Why this strategy alone won't get you to your goal
Low-calorie vegetables can backfire the moment you add the wrong toppings, and volume alone doesn't replace protein.
The same Penn State research that found a 12% reduction from a low-calorie salad found the opposite when the salad was loaded with extra cheese and full-fat dressing. Total meal calories went up by 17%, not down. The win depends entirely on what you put on the vegetable, not the vegetable itself.
Volume also doesn't replace protein's job. A plate of cucumber will fill your stomach, but it won't keep you satisfied for hours or protect muscle the way a serving of chicken, fish, or lentils will. Pair low-density foods with a real protein source instead of swapping one for the other.

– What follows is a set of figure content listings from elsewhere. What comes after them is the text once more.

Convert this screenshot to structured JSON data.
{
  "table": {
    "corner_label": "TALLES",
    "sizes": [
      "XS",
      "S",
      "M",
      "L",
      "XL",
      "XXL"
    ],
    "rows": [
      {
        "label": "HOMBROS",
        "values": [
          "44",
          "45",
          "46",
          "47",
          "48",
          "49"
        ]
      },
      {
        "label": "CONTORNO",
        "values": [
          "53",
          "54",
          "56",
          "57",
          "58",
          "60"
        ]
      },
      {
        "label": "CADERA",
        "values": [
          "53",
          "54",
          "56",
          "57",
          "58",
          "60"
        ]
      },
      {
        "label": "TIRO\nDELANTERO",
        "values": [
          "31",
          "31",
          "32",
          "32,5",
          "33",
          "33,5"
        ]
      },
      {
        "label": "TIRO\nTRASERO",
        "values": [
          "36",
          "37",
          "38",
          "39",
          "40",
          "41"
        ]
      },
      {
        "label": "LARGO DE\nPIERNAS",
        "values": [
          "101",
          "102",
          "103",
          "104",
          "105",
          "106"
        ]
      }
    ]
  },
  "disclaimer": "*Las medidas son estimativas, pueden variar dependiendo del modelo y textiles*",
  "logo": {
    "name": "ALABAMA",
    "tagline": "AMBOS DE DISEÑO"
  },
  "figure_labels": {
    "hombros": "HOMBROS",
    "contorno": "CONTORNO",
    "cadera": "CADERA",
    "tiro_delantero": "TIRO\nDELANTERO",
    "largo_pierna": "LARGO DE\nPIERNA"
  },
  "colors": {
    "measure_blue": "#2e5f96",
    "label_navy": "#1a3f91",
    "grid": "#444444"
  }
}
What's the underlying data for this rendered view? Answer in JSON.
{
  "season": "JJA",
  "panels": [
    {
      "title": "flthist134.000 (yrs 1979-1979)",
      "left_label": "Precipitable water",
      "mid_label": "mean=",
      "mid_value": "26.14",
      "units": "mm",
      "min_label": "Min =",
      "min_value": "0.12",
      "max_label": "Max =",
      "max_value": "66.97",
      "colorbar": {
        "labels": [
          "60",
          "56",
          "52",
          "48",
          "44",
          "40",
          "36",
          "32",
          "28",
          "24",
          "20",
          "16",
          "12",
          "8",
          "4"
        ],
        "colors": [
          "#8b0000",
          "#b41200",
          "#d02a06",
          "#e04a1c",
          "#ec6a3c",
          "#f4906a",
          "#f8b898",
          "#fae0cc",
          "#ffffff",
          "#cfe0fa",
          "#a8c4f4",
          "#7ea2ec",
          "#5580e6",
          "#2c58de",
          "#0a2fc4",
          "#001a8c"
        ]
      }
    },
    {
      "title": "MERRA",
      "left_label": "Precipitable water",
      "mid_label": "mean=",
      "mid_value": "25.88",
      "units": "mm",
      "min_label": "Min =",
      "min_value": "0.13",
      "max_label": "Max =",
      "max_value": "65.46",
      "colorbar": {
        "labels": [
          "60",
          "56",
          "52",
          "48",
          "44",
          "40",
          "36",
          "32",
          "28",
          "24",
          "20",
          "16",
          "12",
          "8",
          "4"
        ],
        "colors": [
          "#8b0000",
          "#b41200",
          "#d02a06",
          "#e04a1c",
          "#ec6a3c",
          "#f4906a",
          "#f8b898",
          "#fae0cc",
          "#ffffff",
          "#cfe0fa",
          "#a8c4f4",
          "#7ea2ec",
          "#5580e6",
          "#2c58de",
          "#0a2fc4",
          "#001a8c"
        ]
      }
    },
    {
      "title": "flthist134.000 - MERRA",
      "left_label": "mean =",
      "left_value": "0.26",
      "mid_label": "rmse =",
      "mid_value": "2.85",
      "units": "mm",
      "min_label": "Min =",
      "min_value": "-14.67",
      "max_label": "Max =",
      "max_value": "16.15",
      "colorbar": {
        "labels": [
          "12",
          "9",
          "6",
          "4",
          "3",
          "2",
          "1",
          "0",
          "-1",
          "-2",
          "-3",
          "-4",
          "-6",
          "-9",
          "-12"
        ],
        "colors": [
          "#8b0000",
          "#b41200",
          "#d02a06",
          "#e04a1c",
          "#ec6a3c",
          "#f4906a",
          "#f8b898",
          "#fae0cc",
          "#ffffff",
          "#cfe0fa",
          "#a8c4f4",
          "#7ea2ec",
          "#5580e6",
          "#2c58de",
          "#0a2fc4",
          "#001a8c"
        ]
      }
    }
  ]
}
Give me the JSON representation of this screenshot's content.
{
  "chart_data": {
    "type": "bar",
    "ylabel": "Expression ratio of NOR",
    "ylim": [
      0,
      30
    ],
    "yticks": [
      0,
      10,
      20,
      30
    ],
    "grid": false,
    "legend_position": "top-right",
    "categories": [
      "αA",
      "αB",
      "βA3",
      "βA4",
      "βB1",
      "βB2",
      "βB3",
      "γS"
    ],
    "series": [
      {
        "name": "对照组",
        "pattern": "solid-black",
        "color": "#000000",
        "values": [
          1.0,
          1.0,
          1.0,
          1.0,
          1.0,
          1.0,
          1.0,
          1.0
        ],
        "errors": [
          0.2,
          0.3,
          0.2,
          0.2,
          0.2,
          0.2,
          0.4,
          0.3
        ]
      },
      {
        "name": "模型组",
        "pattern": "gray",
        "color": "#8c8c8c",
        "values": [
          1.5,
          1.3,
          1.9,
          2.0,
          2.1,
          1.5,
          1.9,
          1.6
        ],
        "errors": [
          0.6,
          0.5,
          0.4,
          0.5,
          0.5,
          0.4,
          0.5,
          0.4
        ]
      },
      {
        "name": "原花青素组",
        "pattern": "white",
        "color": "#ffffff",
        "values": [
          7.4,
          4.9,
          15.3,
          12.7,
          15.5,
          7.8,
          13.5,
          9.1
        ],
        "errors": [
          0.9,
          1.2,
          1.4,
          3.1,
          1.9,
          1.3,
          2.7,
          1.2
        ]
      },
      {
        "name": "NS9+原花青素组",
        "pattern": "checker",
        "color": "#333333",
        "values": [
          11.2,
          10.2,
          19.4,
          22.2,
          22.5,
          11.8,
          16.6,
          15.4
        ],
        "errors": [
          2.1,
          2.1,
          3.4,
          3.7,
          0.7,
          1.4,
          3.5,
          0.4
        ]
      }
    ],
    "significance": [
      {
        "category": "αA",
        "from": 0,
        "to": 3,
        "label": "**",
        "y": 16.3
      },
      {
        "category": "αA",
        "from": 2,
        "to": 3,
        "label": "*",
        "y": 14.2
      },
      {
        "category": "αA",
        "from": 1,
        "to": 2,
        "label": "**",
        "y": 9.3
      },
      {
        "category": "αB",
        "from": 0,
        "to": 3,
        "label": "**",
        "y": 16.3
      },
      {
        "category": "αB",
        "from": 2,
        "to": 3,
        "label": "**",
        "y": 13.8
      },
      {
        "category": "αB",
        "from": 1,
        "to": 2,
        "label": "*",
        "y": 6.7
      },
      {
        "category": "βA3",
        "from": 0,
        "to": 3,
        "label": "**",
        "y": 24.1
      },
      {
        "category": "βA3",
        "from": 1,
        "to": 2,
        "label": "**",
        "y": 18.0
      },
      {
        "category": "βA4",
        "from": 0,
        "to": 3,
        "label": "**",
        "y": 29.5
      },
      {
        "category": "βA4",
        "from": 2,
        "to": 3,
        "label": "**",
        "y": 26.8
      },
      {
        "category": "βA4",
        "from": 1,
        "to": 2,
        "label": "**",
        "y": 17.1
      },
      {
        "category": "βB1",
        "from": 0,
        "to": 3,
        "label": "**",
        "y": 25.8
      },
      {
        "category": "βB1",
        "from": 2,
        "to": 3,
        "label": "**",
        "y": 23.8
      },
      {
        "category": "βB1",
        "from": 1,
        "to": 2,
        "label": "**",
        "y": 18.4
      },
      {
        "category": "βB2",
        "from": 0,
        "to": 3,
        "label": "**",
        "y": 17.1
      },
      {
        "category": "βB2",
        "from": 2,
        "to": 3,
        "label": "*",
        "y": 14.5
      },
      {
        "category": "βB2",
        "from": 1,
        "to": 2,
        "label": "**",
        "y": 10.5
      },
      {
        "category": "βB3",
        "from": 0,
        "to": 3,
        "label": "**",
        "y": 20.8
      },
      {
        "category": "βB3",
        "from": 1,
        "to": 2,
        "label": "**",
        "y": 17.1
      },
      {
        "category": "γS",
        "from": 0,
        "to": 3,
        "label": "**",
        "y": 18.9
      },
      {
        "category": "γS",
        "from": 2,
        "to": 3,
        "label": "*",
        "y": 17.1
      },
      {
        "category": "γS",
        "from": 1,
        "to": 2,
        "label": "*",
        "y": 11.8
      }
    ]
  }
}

None of this replaces an actual calorie deficit either. These foods make hitting one easier and less miserable. They don't substitute for one.
Final thoughts
There's no free lunch here, calorically speaking. Celery doesn't burn itself away, and a glass of water won't melt fat off your body.
But the foods on this list still earn their place in a weight-loss plan, not because they cancel out their own calories, but because they let you eat a satisfying amount of food for very little energy.
Used the right way, as a first course, a swap, or a hydration habit, instead of a free-for-all, they're one of the few "easy wins" in nutrition that's actually backed by research instead of internet folklore.